Saturday, 16 Nov 2024

TV replaces teachers for African children amid coronavirus curbs

TV comes to rescue as half of sub-Saharan Africa’s children do not have internet access, according to UNICEF.

Five-year-old Kenyan student Miguel Munene sits between his parents, holding their hands as he watches cartoon characters teaching him to pronounce “fish”.

The television has replaced Munene’s teachers and classmates after the government shut schools indefinitely in March to curb the spread of the novel coronavirus. They are closed until at least January.

Many children do not have the option to learn online. The United Nations children’s agency, UNICEF, says at least half of sub-Saharan Africa’s schoolchildren do not have internet access.

So some, like Miguel, watch a cartoon made by Tanzanian non-profit organisation Ubongo, which offers television and radio content for free to African broadcasters.

“Other programmes are just for fun, but Ubongo is helping children,” Miguel’s mother Celestine Wanjiru told Reuters news agency. “He can now differentiate a lot of shapes and colours, both in English and Swahili.”
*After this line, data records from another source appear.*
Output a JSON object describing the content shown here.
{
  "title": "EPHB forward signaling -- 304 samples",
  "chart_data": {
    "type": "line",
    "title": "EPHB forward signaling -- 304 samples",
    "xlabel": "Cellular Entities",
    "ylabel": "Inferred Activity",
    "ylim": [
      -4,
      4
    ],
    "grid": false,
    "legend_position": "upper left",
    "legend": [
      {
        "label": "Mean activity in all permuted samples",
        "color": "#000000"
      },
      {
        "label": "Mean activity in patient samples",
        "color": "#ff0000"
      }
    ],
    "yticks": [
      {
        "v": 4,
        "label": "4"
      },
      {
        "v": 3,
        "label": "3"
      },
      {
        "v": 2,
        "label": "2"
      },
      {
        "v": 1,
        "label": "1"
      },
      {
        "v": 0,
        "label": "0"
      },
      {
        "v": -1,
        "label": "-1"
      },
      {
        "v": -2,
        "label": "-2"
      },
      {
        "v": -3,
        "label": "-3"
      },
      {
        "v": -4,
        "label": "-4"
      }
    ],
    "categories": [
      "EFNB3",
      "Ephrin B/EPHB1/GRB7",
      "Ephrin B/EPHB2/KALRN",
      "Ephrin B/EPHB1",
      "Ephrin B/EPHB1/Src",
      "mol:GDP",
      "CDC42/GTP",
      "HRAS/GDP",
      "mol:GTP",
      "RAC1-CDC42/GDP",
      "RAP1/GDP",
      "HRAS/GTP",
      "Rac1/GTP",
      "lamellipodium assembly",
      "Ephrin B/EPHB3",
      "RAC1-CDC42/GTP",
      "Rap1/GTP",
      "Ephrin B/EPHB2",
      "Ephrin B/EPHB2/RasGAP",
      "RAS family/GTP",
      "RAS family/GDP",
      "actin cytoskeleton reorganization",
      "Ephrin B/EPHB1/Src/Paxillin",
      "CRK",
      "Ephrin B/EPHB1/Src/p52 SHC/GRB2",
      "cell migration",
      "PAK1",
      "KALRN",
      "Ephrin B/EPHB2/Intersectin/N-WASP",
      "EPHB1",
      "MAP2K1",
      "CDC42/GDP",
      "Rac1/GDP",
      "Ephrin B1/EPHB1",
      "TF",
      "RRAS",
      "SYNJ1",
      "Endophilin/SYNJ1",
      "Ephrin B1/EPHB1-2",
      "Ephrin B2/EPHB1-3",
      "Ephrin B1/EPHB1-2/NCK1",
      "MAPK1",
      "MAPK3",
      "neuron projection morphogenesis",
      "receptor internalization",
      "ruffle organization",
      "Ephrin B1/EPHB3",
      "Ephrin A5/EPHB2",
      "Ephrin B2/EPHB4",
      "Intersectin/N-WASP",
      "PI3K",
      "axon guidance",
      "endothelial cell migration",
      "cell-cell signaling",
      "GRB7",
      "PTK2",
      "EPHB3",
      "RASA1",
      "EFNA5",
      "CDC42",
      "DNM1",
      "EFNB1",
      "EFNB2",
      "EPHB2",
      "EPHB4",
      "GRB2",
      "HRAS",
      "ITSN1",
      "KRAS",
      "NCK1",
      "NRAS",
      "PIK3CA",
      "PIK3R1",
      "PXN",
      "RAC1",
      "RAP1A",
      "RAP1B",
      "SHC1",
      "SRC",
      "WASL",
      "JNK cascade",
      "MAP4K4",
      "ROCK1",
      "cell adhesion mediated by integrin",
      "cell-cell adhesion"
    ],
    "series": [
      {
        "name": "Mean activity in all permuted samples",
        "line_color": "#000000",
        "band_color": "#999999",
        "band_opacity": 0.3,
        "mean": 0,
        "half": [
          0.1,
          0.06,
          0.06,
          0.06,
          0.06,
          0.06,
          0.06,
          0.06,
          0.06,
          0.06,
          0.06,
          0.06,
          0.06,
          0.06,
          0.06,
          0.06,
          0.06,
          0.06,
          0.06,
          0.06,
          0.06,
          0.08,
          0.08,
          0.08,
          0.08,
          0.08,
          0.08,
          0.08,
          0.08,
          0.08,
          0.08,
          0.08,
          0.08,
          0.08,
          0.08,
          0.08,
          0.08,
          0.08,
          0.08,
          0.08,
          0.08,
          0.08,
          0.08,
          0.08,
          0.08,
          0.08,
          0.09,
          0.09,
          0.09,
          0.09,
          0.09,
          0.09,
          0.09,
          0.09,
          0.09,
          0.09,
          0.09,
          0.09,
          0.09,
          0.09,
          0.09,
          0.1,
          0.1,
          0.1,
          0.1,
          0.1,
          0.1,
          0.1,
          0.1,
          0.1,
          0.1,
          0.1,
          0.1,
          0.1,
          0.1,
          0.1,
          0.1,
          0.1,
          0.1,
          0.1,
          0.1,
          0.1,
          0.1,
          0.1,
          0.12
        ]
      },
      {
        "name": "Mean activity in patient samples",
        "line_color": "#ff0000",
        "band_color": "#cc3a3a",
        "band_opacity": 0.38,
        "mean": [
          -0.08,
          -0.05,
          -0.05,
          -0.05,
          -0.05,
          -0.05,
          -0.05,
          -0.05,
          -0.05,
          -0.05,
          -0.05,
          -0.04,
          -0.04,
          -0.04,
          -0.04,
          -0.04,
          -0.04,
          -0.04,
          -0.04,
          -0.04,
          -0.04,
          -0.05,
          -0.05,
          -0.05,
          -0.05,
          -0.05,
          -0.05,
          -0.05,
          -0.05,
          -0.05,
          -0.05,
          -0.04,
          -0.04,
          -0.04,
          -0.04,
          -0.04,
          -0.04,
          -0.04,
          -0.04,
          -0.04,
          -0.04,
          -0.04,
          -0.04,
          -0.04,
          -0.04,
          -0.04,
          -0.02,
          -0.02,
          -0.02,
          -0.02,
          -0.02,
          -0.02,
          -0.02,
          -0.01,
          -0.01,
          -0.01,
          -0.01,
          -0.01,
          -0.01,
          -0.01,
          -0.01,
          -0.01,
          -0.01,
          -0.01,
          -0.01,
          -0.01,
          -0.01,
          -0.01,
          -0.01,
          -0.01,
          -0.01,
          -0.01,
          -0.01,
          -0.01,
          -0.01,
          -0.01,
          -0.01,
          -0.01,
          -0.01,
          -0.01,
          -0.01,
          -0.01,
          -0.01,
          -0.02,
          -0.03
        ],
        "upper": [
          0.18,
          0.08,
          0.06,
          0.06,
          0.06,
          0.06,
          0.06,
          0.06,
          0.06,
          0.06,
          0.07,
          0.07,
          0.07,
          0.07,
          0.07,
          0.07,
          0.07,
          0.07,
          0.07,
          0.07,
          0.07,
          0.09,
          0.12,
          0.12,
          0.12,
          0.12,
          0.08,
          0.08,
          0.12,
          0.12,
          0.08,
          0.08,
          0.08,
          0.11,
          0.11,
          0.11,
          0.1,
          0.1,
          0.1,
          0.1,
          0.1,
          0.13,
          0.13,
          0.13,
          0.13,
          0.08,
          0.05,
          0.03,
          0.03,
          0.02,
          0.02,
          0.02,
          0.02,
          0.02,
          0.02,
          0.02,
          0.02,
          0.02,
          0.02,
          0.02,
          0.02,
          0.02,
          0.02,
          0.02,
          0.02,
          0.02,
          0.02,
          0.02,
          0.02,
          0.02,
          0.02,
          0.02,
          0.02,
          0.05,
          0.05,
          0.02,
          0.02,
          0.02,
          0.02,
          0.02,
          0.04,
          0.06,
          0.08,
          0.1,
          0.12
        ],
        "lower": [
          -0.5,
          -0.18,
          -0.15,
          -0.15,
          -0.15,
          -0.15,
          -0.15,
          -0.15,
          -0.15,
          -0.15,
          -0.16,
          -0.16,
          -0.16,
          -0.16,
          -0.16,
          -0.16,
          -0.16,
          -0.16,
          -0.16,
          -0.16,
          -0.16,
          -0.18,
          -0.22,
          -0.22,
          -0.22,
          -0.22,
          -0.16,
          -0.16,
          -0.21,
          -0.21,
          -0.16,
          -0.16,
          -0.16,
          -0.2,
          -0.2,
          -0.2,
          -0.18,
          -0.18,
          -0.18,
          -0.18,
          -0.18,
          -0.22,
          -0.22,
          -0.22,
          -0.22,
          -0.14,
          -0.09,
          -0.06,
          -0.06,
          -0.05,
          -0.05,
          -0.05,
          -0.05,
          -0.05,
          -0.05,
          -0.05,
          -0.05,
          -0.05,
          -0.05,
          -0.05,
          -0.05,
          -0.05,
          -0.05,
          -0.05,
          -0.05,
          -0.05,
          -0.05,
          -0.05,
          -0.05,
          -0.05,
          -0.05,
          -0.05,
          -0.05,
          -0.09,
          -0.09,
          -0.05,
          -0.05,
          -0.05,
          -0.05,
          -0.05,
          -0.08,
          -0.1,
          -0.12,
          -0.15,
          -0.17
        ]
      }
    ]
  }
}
In March, programmes by Ubongo – the Kiswahili word for brain – were broadcast to an area covering about 12 million households in nine countries, said Iman Lipumba, Ubongo’s head of communications.

That rose to 17 million in 20 countries by August. “The COVID-19 pandemic has really forced us to rapidly grow,” Lipumba said.

A group of artists, innovators and educators set up Ubongo TV in Tanzania in 2014.

It has received about $4m in grants since, and earned $700,000 from YouTube, product sales, character licensing and co-production of programmes.

For Miguel and other schoolchildren, programmes like Ubongo’s are their only option to learn for now.

Kenya’s education ministry says schools can only reopen when the number of COVID-19 cases drops substantially.

Kenya has had at least 36,000 confirmed cases and more than 620 deaths, health ministry data showed.

“You have the kid with you all the time so when you have such programmes, they are a big help,” Patrick Nyaga, Miguel’s father, a security guard, told Reuters.

But television cannot completely replace teaching.

“The way the children learn through programmes is different [from] the way they interact with others and teachers,” Nyaga said. “We are hoping that they open soon.”